What kind of people are these parents to bring a newborn who needs rest and quiet to a movie theater with sonic-level audio effects when their child should be at home sleeping?  How self-absorbed are these two – and what further damage will they inflict on this child as they “rear” him?  What sort of future is in store for this infant, growing up in a home lacking positive and thoughtful parental direction?

Okay, I’ve gotten that out of my system and I apologize for what may be a rant.  But I know that my parents took far greater responsibility with me than the parents of this newborn.  I was very fortunate.  And I admit that I’m more than a little mad that there are so many people roaming planet earth who possess the genitalia but not the common sense to bring children to life and then fail to nurture them.

We should not be surprised at the incident in Colorado.  We live in and extoll a culture of violence.  We are almost inured to it through the daily reports of how people, whether a rogue individual, a cadre of extremists, a gang or a government inflicts death on others.

When I say extoll, I mean that we stand in line to buy the newest and most violent video games.  We enjoy movies in which there is violence – the more gruesome the better.  We spectate at boxing matches which have produced numerous permanent brain injuries and wonder why some of those boxers go home and physically abuse their spouses and children.

Is there an explanation for our increased embrace of violence in our culture?  Some will suggest that we have abandoned our standards of decency – and I think there is much to argue for that viewpoint.  But I think there is something even more insidious – if you can imagine something that is yet worse.

There is an historical corollary between what is happening in America today and what befell the Roman Empire as it went into decline.  As the Empire started on its way to collapse, so did the moral standards that had been its underpinning.  Depravity and orgies replaced philosophy and reason.  And the games in the Coliseum became more and more gruesome.

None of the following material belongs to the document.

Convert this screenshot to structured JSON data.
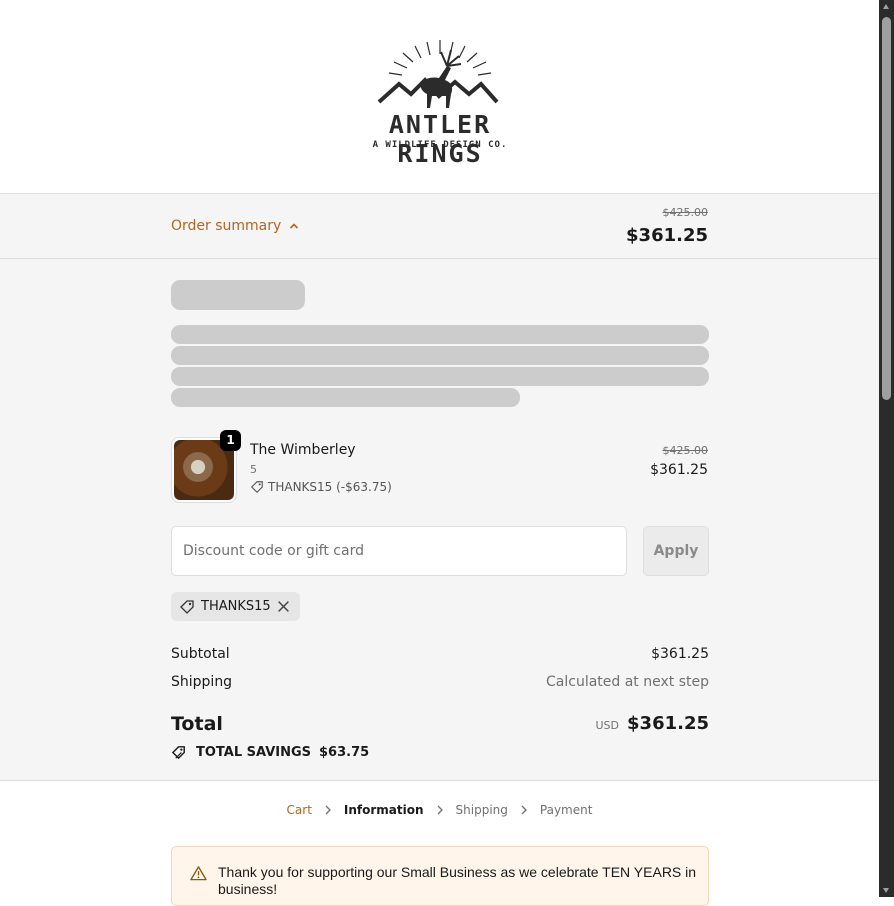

“Panem et circenses.”  Bread and circuses.  It was described by Juvenal as a way those in authority used to distract the common people from the collapse that was imminently to befall them.  The uneducated can easily be lead down the path that leads to destruction.  And there is no one more willing to initiate a policy of distraction than a politician who is looking to hold on to his own job.

So is there anything we can do to reverse this trend?

We can elect people to represent us who hold to high standards of ethics and actually serve as examples to the rest of us through their conduct. And we can rid ourselves of those who talk the game but prove through their actions that they are unworthy of our support.

We can refuse to buy any violent computer games and demand of those companies that create them that they stop producing them, explaining our reasons for boycotting their products.

We can stay home and read books that have guided mankind for centuries rather than sit and watch worthless drivel in our movie theaters and explain to Hollywood that unless they elevate the quality of their product we will not patronize them.

We can turn off our cable boxes and instead of exposing our children and ourselves to a constant stream of violence and infidelity, we can support each family member in a loving environment.

We can insulate ourselves and our children, at least in small measure, from some of the atrocities of this world that we have begun to think are the norm rather than the exception.  Or we can allow our exposure to continue to all that is most dehumanizing and destructive.

Do we want to raise the next person who will randomly kill tens of people?  Or do we want to sequester our kids from exposure to the sort of behavior which leads to these acts of violence?  Isn’t that what responsible parenting is all about?

I guess it’s a question of whether we believe in the validity of “cloistered virtue.”  I think you know where I stand on this issue.